Derelicte - Homeless Chic
>> Wednesday, March 31, 2010
It can sometimes be difficult to really appreciate fashion without wondering if knowing that those exorbitant price tags could be put to much better use elsewhere. On the other hand, I think fashion is the closest thing to art without actually being art - interestingly enough, I read a lot of press last week about the brouhaha created by the latest biography of Yves Saint Laurent, written by a Frenchwoman called Marie-Dominique Leliévre. Expressing her reservations on the widely accepted view that Saint Laurent was an artist, she writes: "An artist recreates, reinvents the world, a couturier only dresses it."
I'm not sure how much I agree with her, since great fashion designers change the way the world looks at clothes and their wearers, which makes them creators and perhaps, using Madame Leliévre's definition, artists in their own right.

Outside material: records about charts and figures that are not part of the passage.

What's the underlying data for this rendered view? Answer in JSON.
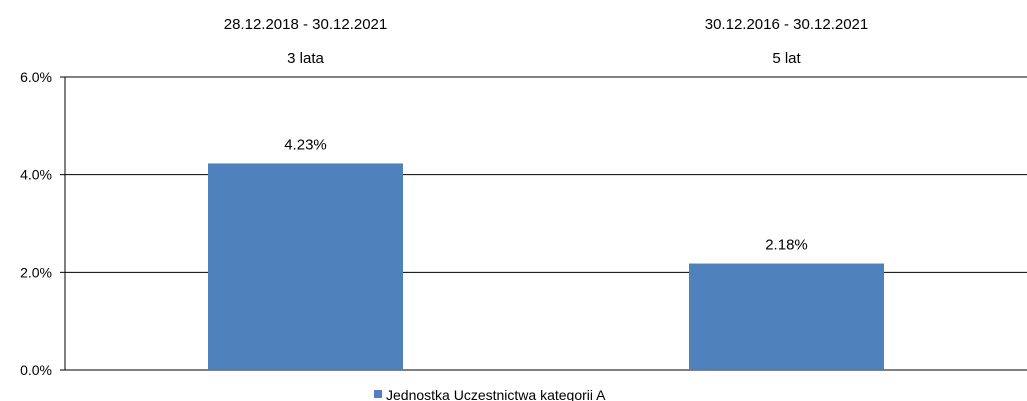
{
  "chart_data": {
    "type": "bar",
    "categories": [
      {
        "period": "28.12.2018 - 30.12.2021",
        "horizon": "3 lata"
      },
      {
        "period": "30.12.2016 - 30.12.2021",
        "horizon": "5 lat"
      }
    ],
    "series": [
      {
        "name": "Jednostka Uczestnictwa kategorii A",
        "values": [
          4.23,
          2.18
        ],
        "value_labels": [
          "4.23%",
          "2.18%"
        ],
        "color": "#4f81bd"
      }
    ],
    "ylim": [
      0,
      6
    ],
    "yticks": [
      0,
      2,
      4,
      6
    ],
    "ytick_labels": [
      "0.0%",
      "2.0%",
      "4.0%",
      "6.0%"
    ],
    "grid": true,
    "legend_position": "bottom"
  }
}
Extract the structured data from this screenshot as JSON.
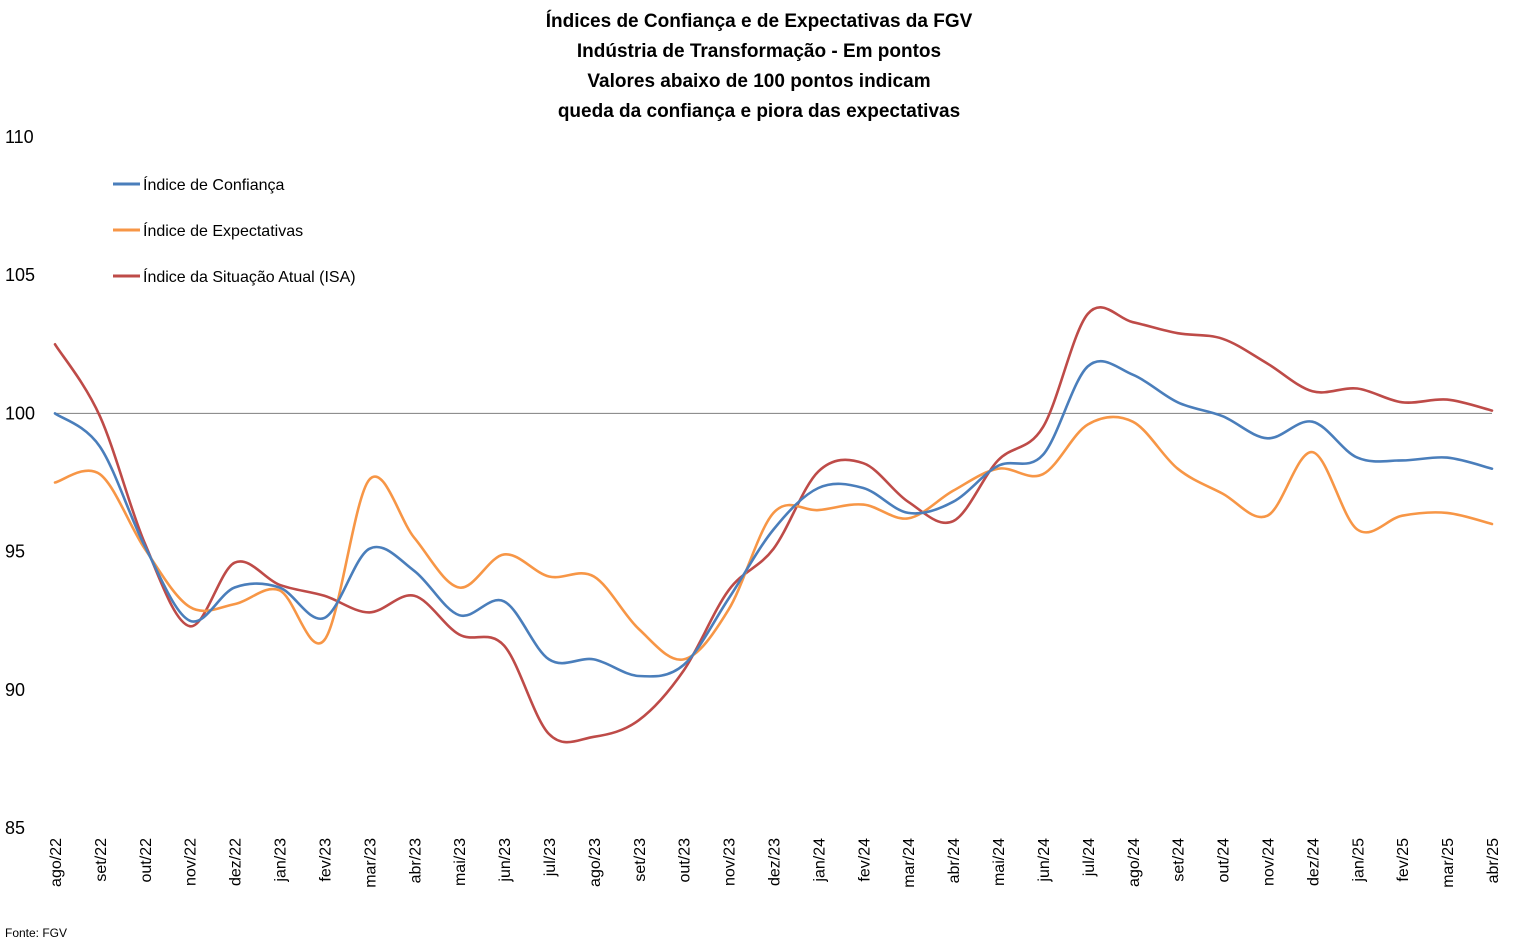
{
  "chart_data": {
    "type": "line",
    "title": [
      "Índices de Confiança e de Expectativas da FGV",
      "Indústria de Transformação - Em pontos",
      "Valores abaixo de 100 pontos indicam",
      "queda da confiança e piora das expectativas"
    ],
    "categories": [
      "ago/22",
      "set/22",
      "out/22",
      "nov/22",
      "dez/22",
      "jan/23",
      "fev/23",
      "mar/23",
      "abr/23",
      "mai/23",
      "jun/23",
      "jul/23",
      "ago/23",
      "set/23",
      "out/23",
      "nov/23",
      "dez/23",
      "jan/24",
      "fev/24",
      "mar/24",
      "abr/24",
      "mai/24",
      "jun/24",
      "jul/24",
      "ago/24",
      "set/24",
      "out/24",
      "nov/24",
      "dez/24",
      "jan/25",
      "fev/25",
      "mar/25",
      "abr/25"
    ],
    "series": [
      {
        "name": "Índice de Confiança",
        "color": "#4A7EBB",
        "values": [
          100.0,
          98.8,
          95.2,
          92.5,
          93.7,
          93.7,
          92.6,
          95.1,
          94.3,
          92.7,
          93.2,
          91.1,
          91.1,
          90.5,
          90.9,
          93.3,
          95.8,
          97.3,
          97.3,
          96.4,
          96.8,
          98.1,
          98.5,
          101.7,
          101.4,
          100.4,
          99.9,
          99.1,
          99.7,
          98.4,
          98.3,
          98.4,
          98.0
        ]
      },
      {
        "name": "Índice de Expectativas",
        "color": "#F79646",
        "values": [
          97.5,
          97.8,
          95.1,
          93.0,
          93.1,
          93.6,
          91.8,
          97.6,
          95.5,
          93.7,
          94.9,
          94.1,
          94.1,
          92.2,
          91.1,
          92.9,
          96.4,
          96.5,
          96.7,
          96.2,
          97.2,
          98.0,
          97.8,
          99.6,
          99.7,
          98.0,
          97.1,
          96.3,
          98.6,
          95.8,
          96.3,
          96.4,
          96.0
        ]
      },
      {
        "name": "Índice da Situação Atual (ISA)",
        "color": "#BE4B48",
        "values": [
          102.5,
          99.9,
          95.3,
          92.3,
          94.6,
          93.8,
          93.4,
          92.8,
          93.4,
          92.0,
          91.6,
          88.4,
          88.3,
          88.9,
          90.7,
          93.6,
          95.1,
          97.9,
          98.2,
          96.8,
          96.1,
          98.3,
          99.5,
          103.6,
          103.3,
          102.9,
          102.7,
          101.8,
          100.8,
          100.9,
          100.4,
          100.5,
          100.1
        ]
      }
    ],
    "ylim": [
      85,
      110
    ],
    "yticks": [
      "85",
      "90",
      "95",
      "100",
      "105",
      "110"
    ],
    "reference_line": 100,
    "xlabel": "",
    "ylabel": "",
    "legend_position": "top-left",
    "grid": false,
    "source": "Fonte: FGV"
  }
}
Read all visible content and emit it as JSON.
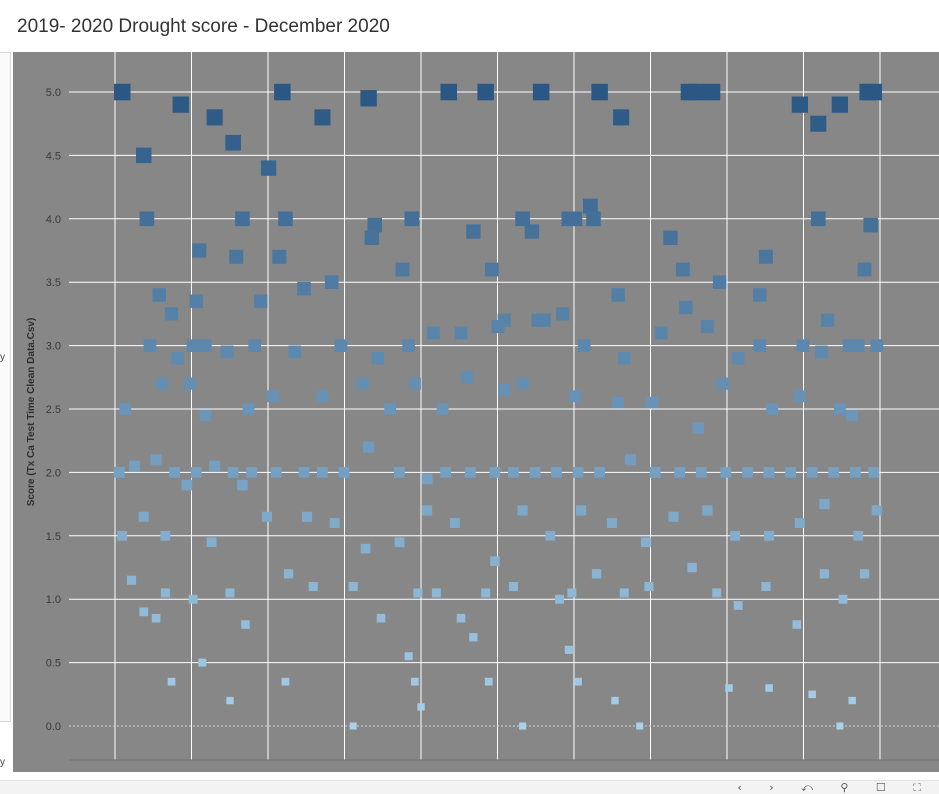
{
  "title": "2019- 2020 Drought score  - December 2020",
  "left_fragments": [
    "y",
    "y"
  ],
  "chart_data": {
    "type": "scatter",
    "title": "2019- 2020 Drought score  - December 2020",
    "xlabel": "",
    "ylabel": "Score (Tx Ca Test Time Clean Data.Csv)",
    "ylim": [
      0,
      5.3
    ],
    "yticks": [
      "0.0",
      "0.5",
      "1.0",
      "1.5",
      "2.0",
      "2.5",
      "3.0",
      "3.5",
      "4.0",
      "4.5",
      "5.0"
    ],
    "grid": true,
    "legend": "none",
    "color_scale": {
      "low": "#a9d1ec",
      "high": "#2a5783"
    },
    "points": [
      [
        0.6,
        5.0
      ],
      [
        2.0,
        4.5
      ],
      [
        4.4,
        4.9
      ],
      [
        6.6,
        4.8
      ],
      [
        7.8,
        4.6
      ],
      [
        10.1,
        4.4
      ],
      [
        11.0,
        5.0
      ],
      [
        13.6,
        4.8
      ],
      [
        16.6,
        4.95
      ],
      [
        21.8,
        5.0
      ],
      [
        24.2,
        5.0
      ],
      [
        27.8,
        5.0
      ],
      [
        31.6,
        5.0
      ],
      [
        33.0,
        4.8
      ],
      [
        37.4,
        5.0
      ],
      [
        37.9,
        5.0
      ],
      [
        38.9,
        5.0
      ],
      [
        44.6,
        4.9
      ],
      [
        45.8,
        4.75
      ],
      [
        47.2,
        4.9
      ],
      [
        49.0,
        5.0
      ],
      [
        49.4,
        5.0
      ],
      [
        2.2,
        4.0
      ],
      [
        5.6,
        3.75
      ],
      [
        8.4,
        4.0
      ],
      [
        11.2,
        4.0
      ],
      [
        17.0,
        3.95
      ],
      [
        19.4,
        4.0
      ],
      [
        23.4,
        3.9
      ],
      [
        26.6,
        4.0
      ],
      [
        27.2,
        3.9
      ],
      [
        29.6,
        4.0
      ],
      [
        30.0,
        4.0
      ],
      [
        31.0,
        4.1
      ],
      [
        31.2,
        4.0
      ],
      [
        36.2,
        3.85
      ],
      [
        39.4,
        3.5
      ],
      [
        42.4,
        3.7
      ],
      [
        45.8,
        4.0
      ],
      [
        48.8,
        3.6
      ],
      [
        49.2,
        3.95
      ],
      [
        3.0,
        3.4
      ],
      [
        3.8,
        3.25
      ],
      [
        5.4,
        3.35
      ],
      [
        8.0,
        3.7
      ],
      [
        9.6,
        3.35
      ],
      [
        10.8,
        3.7
      ],
      [
        12.4,
        3.45
      ],
      [
        14.2,
        3.5
      ],
      [
        16.8,
        3.85
      ],
      [
        18.8,
        3.6
      ],
      [
        24.6,
        3.6
      ],
      [
        25.4,
        3.2
      ],
      [
        28.0,
        3.2
      ],
      [
        29.2,
        3.25
      ],
      [
        32.8,
        3.4
      ],
      [
        35.6,
        3.1
      ],
      [
        37.0,
        3.6
      ],
      [
        42.0,
        3.4
      ],
      [
        44.8,
        3.0
      ],
      [
        46.4,
        3.2
      ],
      [
        47.8,
        3.0
      ],
      [
        2.4,
        3.0
      ],
      [
        4.2,
        2.9
      ],
      [
        5.2,
        3.0
      ],
      [
        6.0,
        3.0
      ],
      [
        7.4,
        2.95
      ],
      [
        9.2,
        3.0
      ],
      [
        11.8,
        2.95
      ],
      [
        14.8,
        3.0
      ],
      [
        17.2,
        2.9
      ],
      [
        19.2,
        3.0
      ],
      [
        20.8,
        3.1
      ],
      [
        22.6,
        3.1
      ],
      [
        25.0,
        3.15
      ],
      [
        27.6,
        3.2
      ],
      [
        30.6,
        3.0
      ],
      [
        33.2,
        2.9
      ],
      [
        37.2,
        3.3
      ],
      [
        38.6,
        3.15
      ],
      [
        40.6,
        2.9
      ],
      [
        42.0,
        3.0
      ],
      [
        46.0,
        2.95
      ],
      [
        48.4,
        3.0
      ],
      [
        49.6,
        3.0
      ],
      [
        0.8,
        2.5
      ],
      [
        3.2,
        2.7
      ],
      [
        5.0,
        2.7
      ],
      [
        6.0,
        2.45
      ],
      [
        8.8,
        2.5
      ],
      [
        10.4,
        2.6
      ],
      [
        13.6,
        2.6
      ],
      [
        16.2,
        2.7
      ],
      [
        18.0,
        2.5
      ],
      [
        19.6,
        2.7
      ],
      [
        21.4,
        2.5
      ],
      [
        23.0,
        2.75
      ],
      [
        25.4,
        2.65
      ],
      [
        26.6,
        2.7
      ],
      [
        30.0,
        2.6
      ],
      [
        32.8,
        2.55
      ],
      [
        35.0,
        2.55
      ],
      [
        38.0,
        2.35
      ],
      [
        39.6,
        2.7
      ],
      [
        42.8,
        2.5
      ],
      [
        44.6,
        2.6
      ],
      [
        47.2,
        2.5
      ],
      [
        48.0,
        2.45
      ],
      [
        0.4,
        2.0
      ],
      [
        1.4,
        2.05
      ],
      [
        2.8,
        2.1
      ],
      [
        4.0,
        2.0
      ],
      [
        5.4,
        2.0
      ],
      [
        6.6,
        2.05
      ],
      [
        7.8,
        2.0
      ],
      [
        9.0,
        2.0
      ],
      [
        10.6,
        2.0
      ],
      [
        12.4,
        2.0
      ],
      [
        13.6,
        2.0
      ],
      [
        15.0,
        2.0
      ],
      [
        16.6,
        2.2
      ],
      [
        18.6,
        2.0
      ],
      [
        20.4,
        1.95
      ],
      [
        21.6,
        2.0
      ],
      [
        23.2,
        2.0
      ],
      [
        24.8,
        2.0
      ],
      [
        26.0,
        2.0
      ],
      [
        27.4,
        2.0
      ],
      [
        28.8,
        2.0
      ],
      [
        30.2,
        2.0
      ],
      [
        31.6,
        2.0
      ],
      [
        33.6,
        2.1
      ],
      [
        35.2,
        2.0
      ],
      [
        36.8,
        2.0
      ],
      [
        38.2,
        2.0
      ],
      [
        39.8,
        2.0
      ],
      [
        41.2,
        2.0
      ],
      [
        42.6,
        2.0
      ],
      [
        44.0,
        2.0
      ],
      [
        45.4,
        2.0
      ],
      [
        46.8,
        2.0
      ],
      [
        48.2,
        2.0
      ],
      [
        49.4,
        2.0
      ],
      [
        0.6,
        1.5
      ],
      [
        2.0,
        1.65
      ],
      [
        3.4,
        1.5
      ],
      [
        4.8,
        1.9
      ],
      [
        6.4,
        1.45
      ],
      [
        8.4,
        1.9
      ],
      [
        10.0,
        1.65
      ],
      [
        12.6,
        1.65
      ],
      [
        14.4,
        1.6
      ],
      [
        16.4,
        1.4
      ],
      [
        18.6,
        1.45
      ],
      [
        20.4,
        1.7
      ],
      [
        22.2,
        1.6
      ],
      [
        24.8,
        1.3
      ],
      [
        26.6,
        1.7
      ],
      [
        28.4,
        1.5
      ],
      [
        30.4,
        1.7
      ],
      [
        32.4,
        1.6
      ],
      [
        34.6,
        1.45
      ],
      [
        36.4,
        1.65
      ],
      [
        38.6,
        1.7
      ],
      [
        40.4,
        1.5
      ],
      [
        42.6,
        1.5
      ],
      [
        44.6,
        1.6
      ],
      [
        46.2,
        1.75
      ],
      [
        48.4,
        1.5
      ],
      [
        49.6,
        1.7
      ],
      [
        1.2,
        1.15
      ],
      [
        2.0,
        0.9
      ],
      [
        3.4,
        1.05
      ],
      [
        5.2,
        1.0
      ],
      [
        7.6,
        1.05
      ],
      [
        8.6,
        0.8
      ],
      [
        11.4,
        1.2
      ],
      [
        13.0,
        1.1
      ],
      [
        15.6,
        1.1
      ],
      [
        17.4,
        0.85
      ],
      [
        19.8,
        1.05
      ],
      [
        21.0,
        1.05
      ],
      [
        22.6,
        0.85
      ],
      [
        24.2,
        1.05
      ],
      [
        26.0,
        1.1
      ],
      [
        29.0,
        1.0
      ],
      [
        29.8,
        1.05
      ],
      [
        31.4,
        1.2
      ],
      [
        33.2,
        1.05
      ],
      [
        34.8,
        1.1
      ],
      [
        37.6,
        1.25
      ],
      [
        39.2,
        1.05
      ],
      [
        40.6,
        0.95
      ],
      [
        42.4,
        1.1
      ],
      [
        44.4,
        0.8
      ],
      [
        46.2,
        1.2
      ],
      [
        47.4,
        1.0
      ],
      [
        48.8,
        1.2
      ],
      [
        2.8,
        0.85
      ],
      [
        3.8,
        0.35
      ],
      [
        5.8,
        0.5
      ],
      [
        7.6,
        0.2
      ],
      [
        11.2,
        0.35
      ],
      [
        15.6,
        0.0
      ],
      [
        19.2,
        0.55
      ],
      [
        19.6,
        0.35
      ],
      [
        20.0,
        0.15
      ],
      [
        23.4,
        0.7
      ],
      [
        24.4,
        0.35
      ],
      [
        26.6,
        0.0
      ],
      [
        29.6,
        0.6
      ],
      [
        30.2,
        0.35
      ],
      [
        32.6,
        0.2
      ],
      [
        34.2,
        0.0
      ],
      [
        40.0,
        0.3
      ],
      [
        42.6,
        0.3
      ],
      [
        45.4,
        0.25
      ],
      [
        47.2,
        0.0
      ],
      [
        48.0,
        0.2
      ]
    ]
  }
}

Regardless, there are times when the boundaries between art, fashion and sheer ludicrousness get a bit blurry, especially when it comes to quotidian outfits using everyday materials to make products that are more often than not factory produced in China. Gawker seems to share my views and has put together a visual of what one could purchase for $15,000 in the quest for homeless chic (a concept I would find hilarious if it weren't a sartorial reality).

What do you think? Is spending almost $3,000 for a threadbare, geeky, falling-apart-at-the-seams sweater fashion, art, or just a subversive statement?